Carver vio que los dos agentes del FBI entraban en la oficina de Declan Mc Ginnis. Hizo clic con el ratón en esa cámara y la imagen ocupó toda la pantalla; una vista cenital en ángulo de la habitación tomada por una lente convexa. Los agentes se sentaron de espaldas a la cámara y Yolanda a la derecha. Carver tuvo una imagen completa de Mc Ginnis cuando este volvió a sentarse después de darle la mano a los agentes. Uno era negro y el otro blanco. Se identificaron como Bantam y Richmond.

– Bueno, ¿me han dicho que tienen una orden de registro? -dijo Mc Ginnis.

– Sí, señor, eso es -dijo Bantam.

Volvió a sacar el documento del bolsillo de la americana y se lo pasó a Mc Ginnis por encima de la mesa.

– Ustedes alojan una página llamada asesinodelmaletero.com y necesitamos toda la información que tengan sobre esa web.

Mc Ginnis no respondió. Estaba leyendo el documento. Carver se estiró y se pasó las manos por el pelo. Necesitaba saber qué decía esa orden y lo cerca que estaban. Trató de calmarse, recordándose a sí mismo que se había preparado para eso. Incluso lo había previsto. Él sabía más sobre el FBI de lo que el FBI sabía de él. Podía comenzar allí mismo.

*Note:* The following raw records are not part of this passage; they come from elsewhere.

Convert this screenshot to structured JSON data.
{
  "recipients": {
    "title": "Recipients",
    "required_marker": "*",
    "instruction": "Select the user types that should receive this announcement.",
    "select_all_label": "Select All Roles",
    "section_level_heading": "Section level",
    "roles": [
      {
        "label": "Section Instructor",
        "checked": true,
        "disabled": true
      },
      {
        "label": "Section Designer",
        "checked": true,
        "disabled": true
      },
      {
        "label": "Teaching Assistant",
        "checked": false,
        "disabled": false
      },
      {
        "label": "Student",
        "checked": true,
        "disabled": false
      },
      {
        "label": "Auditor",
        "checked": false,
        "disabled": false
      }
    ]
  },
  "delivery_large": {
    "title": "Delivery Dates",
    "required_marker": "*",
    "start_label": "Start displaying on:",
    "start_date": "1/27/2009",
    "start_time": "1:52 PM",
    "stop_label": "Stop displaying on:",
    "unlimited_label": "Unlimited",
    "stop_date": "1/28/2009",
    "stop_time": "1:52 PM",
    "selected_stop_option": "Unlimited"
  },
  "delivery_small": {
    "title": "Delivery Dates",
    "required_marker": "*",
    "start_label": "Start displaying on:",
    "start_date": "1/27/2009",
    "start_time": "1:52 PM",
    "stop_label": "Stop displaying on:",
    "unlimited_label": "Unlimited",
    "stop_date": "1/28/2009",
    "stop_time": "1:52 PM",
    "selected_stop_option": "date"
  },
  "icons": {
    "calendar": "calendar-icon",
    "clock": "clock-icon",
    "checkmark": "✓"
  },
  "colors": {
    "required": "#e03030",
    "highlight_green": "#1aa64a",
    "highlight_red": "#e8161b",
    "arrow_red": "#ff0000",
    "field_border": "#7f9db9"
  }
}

Apagó las cámaras y luego la pantalla. Abrió un cajón del escritorio y sacó la pila de volúmenes de informes mensuales del servidor que su personal había preparado esa misma semana. Por lo general, los guardaba hasta que Mc Ginnis preguntaba por ellos y los enviaba con uno de los ingenieros de servidores que salía a fumar un cigarrillo. Esta vez iba a entregarlo él mismo. Dio unos golpecitos con la pila de papeles en la mesa para cuadrar las esquinas; luego salió y cerró su oficina.

En la sala de control les dijo adónde iba a Mizzou y Kurt, los dos ingenieros de servicio, y abrió la puerta de seguridad. Por suerte, Freddy Stone no empezaba el turno hasta la tarde, porque nunca podría volver a Western Data. Carver sabía cómo trabajaba el FBI; tomarían nota de los nombres de todos los empleados y los buscarían en sus ordenadores. Así, averiguarían que Freddy Stone no era Freddy Stone y volverían a por él.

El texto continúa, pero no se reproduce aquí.